Jefferson Lab, Fermilab and SLAC pooled their expertise for research and development on cryomodules.  After constructing the cryomodules, Fermilab and Jefferson Lab tested each one extensively before the vessels were packed and shipped to SLAC by truck. The Jefferson Lab team also designed and helped procure the elements of the cryoplants.

“The LCLS-II project required years of effort from large teams of technicians, engineers and scientists from five different DOE laboratories across the U.S. and many colleagues from around the world,” said Norbert Holtkamp, SLAC deputy director and the project director for LCLS-II. “We couldn’t have made it to where we are now without these ongoing partnerships and the expertise and commitment of our collaborators.”

Toward first X-rays

Now that the cavities have been cooled, the next step is to pump them with more than a megawatt of microwave power to accelerate the electron beam from the new source.

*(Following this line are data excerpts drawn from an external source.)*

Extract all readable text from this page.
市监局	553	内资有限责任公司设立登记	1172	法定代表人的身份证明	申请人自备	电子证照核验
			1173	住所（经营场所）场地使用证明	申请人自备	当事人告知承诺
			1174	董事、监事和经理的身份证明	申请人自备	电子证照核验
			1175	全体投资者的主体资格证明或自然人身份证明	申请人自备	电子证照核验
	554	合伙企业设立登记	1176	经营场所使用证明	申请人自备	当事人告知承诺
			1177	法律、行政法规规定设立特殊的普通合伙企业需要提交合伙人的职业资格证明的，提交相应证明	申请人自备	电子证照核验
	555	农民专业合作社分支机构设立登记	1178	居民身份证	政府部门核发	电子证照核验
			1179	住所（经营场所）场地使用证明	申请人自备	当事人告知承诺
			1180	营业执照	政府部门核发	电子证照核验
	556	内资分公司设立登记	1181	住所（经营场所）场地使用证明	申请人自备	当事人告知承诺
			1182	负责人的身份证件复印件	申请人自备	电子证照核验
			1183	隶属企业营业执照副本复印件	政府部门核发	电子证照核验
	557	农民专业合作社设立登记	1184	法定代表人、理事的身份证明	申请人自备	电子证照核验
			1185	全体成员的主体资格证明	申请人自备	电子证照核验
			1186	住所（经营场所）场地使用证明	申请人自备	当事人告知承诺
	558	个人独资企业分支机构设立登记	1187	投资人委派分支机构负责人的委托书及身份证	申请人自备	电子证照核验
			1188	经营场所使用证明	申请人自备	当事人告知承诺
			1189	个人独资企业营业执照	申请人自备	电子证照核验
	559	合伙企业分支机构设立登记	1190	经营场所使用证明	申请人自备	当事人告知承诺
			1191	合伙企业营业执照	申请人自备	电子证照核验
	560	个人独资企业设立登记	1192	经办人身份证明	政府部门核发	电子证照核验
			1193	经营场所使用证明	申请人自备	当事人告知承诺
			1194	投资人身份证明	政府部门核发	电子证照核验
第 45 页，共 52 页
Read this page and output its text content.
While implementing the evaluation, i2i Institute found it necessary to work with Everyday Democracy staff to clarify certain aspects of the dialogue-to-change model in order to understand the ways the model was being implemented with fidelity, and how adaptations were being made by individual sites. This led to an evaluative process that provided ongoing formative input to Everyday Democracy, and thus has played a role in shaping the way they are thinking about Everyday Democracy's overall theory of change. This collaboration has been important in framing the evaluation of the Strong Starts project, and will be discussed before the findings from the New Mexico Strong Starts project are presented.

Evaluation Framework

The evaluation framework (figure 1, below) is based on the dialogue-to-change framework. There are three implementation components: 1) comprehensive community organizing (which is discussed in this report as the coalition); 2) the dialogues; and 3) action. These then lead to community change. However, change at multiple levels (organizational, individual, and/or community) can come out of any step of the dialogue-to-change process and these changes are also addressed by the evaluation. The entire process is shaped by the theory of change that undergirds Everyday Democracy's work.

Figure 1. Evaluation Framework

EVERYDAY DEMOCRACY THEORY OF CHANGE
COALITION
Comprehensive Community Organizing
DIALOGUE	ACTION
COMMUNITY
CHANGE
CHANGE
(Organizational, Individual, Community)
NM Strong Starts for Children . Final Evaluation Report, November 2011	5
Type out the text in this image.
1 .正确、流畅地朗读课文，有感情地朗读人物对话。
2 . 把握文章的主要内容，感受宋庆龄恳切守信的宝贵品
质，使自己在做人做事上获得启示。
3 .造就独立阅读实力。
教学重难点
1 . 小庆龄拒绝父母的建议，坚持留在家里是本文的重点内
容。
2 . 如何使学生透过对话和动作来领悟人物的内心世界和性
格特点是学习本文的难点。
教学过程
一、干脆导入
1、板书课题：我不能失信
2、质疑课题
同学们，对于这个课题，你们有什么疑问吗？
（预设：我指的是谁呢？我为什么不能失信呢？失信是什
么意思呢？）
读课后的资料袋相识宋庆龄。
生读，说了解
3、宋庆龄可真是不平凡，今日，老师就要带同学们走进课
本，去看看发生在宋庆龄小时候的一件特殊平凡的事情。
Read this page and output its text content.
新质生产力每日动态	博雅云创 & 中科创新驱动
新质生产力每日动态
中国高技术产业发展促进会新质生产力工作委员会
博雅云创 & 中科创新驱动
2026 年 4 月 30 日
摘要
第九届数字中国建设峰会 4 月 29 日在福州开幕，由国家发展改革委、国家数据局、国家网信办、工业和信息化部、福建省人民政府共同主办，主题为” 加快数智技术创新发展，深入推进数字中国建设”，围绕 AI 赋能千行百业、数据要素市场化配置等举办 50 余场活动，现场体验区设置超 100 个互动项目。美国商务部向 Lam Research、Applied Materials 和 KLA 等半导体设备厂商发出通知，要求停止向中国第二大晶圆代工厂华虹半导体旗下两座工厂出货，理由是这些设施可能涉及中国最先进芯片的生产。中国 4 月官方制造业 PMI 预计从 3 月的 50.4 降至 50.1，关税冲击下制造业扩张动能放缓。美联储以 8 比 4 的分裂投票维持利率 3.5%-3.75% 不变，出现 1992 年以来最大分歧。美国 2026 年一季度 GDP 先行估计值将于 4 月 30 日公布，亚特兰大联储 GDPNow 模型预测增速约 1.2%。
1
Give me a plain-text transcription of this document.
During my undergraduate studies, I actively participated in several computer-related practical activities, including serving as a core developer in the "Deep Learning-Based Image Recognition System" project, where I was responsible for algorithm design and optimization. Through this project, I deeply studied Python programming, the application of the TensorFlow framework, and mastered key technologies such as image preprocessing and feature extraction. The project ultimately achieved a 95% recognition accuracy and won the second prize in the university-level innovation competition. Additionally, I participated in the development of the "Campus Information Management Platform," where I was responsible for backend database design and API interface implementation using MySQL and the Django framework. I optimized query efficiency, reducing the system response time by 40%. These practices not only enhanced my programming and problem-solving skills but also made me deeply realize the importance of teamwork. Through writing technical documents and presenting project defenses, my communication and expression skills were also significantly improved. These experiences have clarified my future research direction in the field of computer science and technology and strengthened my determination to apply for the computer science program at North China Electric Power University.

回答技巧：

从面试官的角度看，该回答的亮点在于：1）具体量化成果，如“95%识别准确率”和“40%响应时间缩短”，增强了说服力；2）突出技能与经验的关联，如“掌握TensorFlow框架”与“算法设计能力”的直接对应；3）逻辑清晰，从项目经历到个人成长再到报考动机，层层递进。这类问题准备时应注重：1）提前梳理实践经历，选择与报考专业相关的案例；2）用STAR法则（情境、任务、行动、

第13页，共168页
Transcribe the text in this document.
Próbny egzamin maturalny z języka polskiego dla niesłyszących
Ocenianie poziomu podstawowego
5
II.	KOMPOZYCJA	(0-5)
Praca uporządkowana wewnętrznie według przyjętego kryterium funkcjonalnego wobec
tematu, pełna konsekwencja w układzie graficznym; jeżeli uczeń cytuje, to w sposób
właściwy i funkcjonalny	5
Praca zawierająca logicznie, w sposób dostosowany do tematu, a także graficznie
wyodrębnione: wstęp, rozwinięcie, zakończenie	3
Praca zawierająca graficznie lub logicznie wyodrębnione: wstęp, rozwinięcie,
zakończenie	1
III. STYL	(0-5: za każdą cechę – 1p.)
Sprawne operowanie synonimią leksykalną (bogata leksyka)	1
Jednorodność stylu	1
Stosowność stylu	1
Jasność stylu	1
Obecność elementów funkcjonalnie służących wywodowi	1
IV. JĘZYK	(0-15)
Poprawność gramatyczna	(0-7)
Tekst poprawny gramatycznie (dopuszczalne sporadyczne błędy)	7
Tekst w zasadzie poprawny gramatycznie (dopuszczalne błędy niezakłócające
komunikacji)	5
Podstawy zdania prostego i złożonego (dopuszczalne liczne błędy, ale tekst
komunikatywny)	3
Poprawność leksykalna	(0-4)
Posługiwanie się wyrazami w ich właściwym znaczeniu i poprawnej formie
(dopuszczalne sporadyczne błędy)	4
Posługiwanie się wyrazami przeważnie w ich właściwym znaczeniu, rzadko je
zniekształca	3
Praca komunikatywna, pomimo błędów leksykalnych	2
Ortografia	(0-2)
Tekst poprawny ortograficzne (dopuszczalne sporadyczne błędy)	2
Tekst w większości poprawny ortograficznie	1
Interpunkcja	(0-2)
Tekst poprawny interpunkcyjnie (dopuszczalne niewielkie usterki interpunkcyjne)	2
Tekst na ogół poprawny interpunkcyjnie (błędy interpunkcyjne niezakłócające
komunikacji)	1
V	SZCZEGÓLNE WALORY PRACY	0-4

Electrons passing through the cavities will draw energy from the microwaves so that by the time the electrons have passed through all 37 cryomodules, they’ll be moving close to the speed of light. Then they’ll be directed through the undulators, forcing the electron beam on a zigzag path. If everything is aligned just right – to within a fraction of the width of a human hair – the electrons will emit the world’s most powerful bursts of X-rays.

This is the same process that LCLS uses to generate X-rays. However, since LCLS-II uses superconducting cavities instead of warm copper cavities based on 60-year-old technology, it can can deliver up to a million pulses per second, 10,000 times the number of X-ray pulses for the same power bill.

Once LCLS-II produces its first X-rays, which is expected to happen later this year, both X-ray lasers will work in parallel, allowing researchers to conduct experiments over a wider energy range, capture detailed snapshots of ultrafast processes, probe delicate samples and gather more data in less time, increasing the number of experiments that can be performed. It will greatly expand the scientific reach of the facility, allowing scientists from across the nation and around the world to pursue the most compelling research ideas.

This project is supported by DOE’s Office of Science. LCLS is a DOE Office of Science user facility.